The insurance portions of AIG are fine (actually, they’re turning a profit). But AIG got up to some seriously shady (and well known at the time) behavior regarding mortgages that led to this point.
Before the housing bust, AIG was rated AAA- the highest rating, which is supposed to signal low risk and allows the institution stamped with it some liberties. AIG gamed the system by spreading the “wealth” to mortgage-backed securities by insuring them with policies called credit-default swaps (CDS). The CDS meant that AIG would absorb any losses that might hit that security. Any security insured by AIG would get its AAA rating. Wall Street loved this because AIG was absorbing the risk and giving the package a higher rating for resell. AIG benefitted through fees and what they considered a low risk deal, since- like many others- they thought the housing bubble would keep inflating. Because they considered their risk so small, they didn’t keep enough funds on hand to pay off the policies were something to happen. And something happened.

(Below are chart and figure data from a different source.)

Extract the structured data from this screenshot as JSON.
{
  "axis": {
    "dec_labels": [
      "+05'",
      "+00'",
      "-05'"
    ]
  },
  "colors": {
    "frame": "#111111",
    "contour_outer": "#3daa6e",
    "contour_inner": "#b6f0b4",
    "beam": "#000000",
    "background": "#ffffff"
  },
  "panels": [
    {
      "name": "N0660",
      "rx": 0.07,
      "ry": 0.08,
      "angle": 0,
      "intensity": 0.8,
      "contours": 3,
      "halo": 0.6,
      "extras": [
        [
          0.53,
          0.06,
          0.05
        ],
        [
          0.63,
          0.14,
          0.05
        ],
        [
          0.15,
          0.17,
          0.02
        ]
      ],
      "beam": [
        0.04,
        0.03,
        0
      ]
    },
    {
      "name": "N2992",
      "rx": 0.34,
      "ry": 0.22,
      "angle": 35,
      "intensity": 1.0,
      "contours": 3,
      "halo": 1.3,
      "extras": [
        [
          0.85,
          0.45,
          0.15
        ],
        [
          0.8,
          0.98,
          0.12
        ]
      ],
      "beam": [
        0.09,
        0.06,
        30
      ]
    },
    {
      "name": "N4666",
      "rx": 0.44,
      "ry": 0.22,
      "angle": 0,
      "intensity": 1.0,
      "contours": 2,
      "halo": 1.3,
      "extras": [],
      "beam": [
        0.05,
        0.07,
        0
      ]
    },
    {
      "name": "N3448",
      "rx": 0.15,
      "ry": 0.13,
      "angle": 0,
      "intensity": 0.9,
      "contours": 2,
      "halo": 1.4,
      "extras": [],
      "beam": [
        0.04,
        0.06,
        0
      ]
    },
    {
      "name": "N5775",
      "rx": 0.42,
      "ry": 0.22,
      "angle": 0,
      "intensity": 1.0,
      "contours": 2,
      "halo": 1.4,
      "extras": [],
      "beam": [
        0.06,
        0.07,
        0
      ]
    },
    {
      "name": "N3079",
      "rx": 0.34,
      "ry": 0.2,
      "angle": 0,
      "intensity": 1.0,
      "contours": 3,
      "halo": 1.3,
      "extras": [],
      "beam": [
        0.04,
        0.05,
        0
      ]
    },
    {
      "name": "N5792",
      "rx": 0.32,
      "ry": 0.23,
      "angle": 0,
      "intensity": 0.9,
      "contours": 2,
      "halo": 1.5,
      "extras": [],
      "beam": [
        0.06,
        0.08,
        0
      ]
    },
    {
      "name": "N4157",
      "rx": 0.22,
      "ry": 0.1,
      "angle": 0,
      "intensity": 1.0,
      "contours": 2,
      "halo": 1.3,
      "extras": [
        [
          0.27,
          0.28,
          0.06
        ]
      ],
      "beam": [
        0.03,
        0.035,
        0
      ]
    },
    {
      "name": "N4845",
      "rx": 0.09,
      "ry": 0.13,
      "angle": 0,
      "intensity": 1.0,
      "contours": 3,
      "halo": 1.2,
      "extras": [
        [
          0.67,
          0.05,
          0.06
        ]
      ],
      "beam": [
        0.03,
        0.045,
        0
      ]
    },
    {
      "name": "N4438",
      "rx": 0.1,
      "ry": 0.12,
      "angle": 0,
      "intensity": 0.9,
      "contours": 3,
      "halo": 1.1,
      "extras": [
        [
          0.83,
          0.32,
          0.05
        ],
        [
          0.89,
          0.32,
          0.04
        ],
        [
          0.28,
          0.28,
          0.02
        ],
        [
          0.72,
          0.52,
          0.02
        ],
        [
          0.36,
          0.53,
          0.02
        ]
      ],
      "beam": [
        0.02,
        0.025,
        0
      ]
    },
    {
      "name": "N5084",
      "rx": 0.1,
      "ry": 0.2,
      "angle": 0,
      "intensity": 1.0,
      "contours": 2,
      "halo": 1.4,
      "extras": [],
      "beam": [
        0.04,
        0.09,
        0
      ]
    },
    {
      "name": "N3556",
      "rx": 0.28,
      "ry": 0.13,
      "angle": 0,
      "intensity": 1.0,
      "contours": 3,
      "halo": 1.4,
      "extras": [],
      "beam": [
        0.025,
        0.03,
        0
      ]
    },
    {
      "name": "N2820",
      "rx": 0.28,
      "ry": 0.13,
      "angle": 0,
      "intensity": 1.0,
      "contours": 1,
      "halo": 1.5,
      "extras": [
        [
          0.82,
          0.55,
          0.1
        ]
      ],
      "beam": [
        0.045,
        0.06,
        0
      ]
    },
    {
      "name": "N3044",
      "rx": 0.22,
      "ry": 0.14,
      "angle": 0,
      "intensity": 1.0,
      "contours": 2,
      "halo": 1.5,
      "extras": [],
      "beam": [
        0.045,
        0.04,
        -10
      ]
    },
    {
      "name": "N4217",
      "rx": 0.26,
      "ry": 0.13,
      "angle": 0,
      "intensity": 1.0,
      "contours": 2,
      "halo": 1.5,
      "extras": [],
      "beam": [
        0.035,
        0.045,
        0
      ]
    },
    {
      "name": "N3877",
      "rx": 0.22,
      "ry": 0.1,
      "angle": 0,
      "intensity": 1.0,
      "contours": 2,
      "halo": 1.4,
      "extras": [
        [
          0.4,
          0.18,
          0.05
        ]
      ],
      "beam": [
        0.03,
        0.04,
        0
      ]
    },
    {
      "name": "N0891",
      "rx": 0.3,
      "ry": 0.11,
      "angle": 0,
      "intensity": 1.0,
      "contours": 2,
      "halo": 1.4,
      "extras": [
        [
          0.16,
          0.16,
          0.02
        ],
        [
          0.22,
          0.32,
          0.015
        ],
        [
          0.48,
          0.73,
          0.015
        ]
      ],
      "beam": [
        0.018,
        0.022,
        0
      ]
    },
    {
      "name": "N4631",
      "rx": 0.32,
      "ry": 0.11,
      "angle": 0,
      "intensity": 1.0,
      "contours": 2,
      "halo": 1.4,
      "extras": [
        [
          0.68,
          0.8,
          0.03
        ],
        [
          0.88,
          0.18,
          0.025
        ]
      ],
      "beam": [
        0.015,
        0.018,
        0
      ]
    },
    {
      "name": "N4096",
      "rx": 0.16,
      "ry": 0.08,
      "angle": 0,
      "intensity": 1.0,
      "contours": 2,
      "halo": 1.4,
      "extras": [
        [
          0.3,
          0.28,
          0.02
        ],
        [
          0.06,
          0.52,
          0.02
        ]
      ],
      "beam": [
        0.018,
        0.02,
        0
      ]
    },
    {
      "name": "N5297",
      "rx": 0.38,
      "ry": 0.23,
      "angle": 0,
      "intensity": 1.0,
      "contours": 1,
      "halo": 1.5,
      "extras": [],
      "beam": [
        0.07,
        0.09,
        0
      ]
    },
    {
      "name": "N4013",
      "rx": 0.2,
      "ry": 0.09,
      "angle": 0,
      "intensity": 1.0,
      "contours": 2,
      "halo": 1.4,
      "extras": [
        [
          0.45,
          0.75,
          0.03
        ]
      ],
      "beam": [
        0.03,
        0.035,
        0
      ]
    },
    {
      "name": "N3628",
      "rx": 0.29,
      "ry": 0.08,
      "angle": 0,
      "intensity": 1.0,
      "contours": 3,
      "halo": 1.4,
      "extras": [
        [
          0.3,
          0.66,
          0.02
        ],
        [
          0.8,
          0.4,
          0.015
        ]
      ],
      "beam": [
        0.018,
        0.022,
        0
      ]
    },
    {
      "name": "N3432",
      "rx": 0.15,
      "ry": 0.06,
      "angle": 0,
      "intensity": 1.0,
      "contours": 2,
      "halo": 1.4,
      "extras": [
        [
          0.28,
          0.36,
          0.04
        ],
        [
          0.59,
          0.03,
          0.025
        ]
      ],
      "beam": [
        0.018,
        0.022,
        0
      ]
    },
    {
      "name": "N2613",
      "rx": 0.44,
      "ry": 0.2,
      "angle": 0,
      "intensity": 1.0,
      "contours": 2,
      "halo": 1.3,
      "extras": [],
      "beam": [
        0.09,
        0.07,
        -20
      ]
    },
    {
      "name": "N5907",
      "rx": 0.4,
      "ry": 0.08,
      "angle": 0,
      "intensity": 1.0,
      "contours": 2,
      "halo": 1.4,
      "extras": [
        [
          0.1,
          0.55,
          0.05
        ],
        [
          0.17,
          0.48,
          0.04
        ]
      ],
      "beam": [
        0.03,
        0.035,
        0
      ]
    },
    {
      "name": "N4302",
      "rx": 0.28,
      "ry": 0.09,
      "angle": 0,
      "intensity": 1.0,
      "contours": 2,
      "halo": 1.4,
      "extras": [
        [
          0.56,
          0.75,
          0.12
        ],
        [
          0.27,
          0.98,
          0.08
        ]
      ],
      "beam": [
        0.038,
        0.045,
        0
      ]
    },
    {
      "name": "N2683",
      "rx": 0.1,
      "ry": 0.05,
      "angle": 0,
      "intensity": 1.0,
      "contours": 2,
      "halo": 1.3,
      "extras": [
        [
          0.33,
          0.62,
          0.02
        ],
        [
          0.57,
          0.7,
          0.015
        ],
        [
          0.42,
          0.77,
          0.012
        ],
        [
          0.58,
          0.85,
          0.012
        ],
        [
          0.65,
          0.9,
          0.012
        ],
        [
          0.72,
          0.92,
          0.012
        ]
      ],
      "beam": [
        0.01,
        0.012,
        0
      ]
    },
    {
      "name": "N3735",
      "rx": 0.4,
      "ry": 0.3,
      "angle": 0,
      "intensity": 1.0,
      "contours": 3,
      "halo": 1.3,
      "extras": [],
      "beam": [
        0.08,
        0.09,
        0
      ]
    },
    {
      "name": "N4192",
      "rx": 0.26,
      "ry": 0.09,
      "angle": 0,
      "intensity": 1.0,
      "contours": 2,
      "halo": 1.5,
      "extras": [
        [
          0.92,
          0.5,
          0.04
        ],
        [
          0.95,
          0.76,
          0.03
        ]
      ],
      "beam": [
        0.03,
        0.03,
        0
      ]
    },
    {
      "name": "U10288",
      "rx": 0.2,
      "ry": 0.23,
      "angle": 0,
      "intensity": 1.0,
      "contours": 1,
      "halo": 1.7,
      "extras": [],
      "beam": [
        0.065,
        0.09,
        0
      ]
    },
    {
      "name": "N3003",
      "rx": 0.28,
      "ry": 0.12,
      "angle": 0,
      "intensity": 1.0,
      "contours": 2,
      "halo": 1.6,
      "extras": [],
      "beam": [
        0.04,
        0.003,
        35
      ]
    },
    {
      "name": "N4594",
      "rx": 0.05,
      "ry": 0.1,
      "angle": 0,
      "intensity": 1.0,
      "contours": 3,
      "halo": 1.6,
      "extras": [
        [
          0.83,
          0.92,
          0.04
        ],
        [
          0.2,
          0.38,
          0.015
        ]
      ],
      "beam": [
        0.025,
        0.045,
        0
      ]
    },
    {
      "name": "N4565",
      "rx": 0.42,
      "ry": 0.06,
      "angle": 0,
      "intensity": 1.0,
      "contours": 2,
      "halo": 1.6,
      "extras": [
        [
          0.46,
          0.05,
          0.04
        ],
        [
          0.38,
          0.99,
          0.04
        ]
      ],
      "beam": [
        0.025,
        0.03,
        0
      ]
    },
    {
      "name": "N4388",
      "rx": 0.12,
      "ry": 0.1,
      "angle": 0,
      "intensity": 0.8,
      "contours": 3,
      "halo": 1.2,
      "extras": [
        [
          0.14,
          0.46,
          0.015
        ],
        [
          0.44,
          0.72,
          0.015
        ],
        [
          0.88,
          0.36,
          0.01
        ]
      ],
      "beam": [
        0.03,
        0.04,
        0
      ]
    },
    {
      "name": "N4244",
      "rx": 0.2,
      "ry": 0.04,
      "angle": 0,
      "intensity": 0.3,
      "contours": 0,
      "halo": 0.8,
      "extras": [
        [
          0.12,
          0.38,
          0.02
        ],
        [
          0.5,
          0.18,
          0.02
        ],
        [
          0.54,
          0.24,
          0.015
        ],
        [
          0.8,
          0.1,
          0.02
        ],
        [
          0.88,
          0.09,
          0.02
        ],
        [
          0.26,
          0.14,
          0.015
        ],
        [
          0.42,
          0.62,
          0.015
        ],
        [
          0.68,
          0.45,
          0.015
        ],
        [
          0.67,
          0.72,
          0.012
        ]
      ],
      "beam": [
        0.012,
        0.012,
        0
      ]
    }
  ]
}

The Fed had to bailout AIG because these CDS policies are holding the European financial system upright. AIG used their rating “game” to help banks make their balance sheets look better than they were by selling the banks CDS. The AAA rating meant the bank could keep less capital on hand and the banks took advantage of this by having far less than they actually needed based on their authentic balance sheet. As of September of last year, AIG “had written coverage for over US$ 300 billion of credit insurance for European banks.”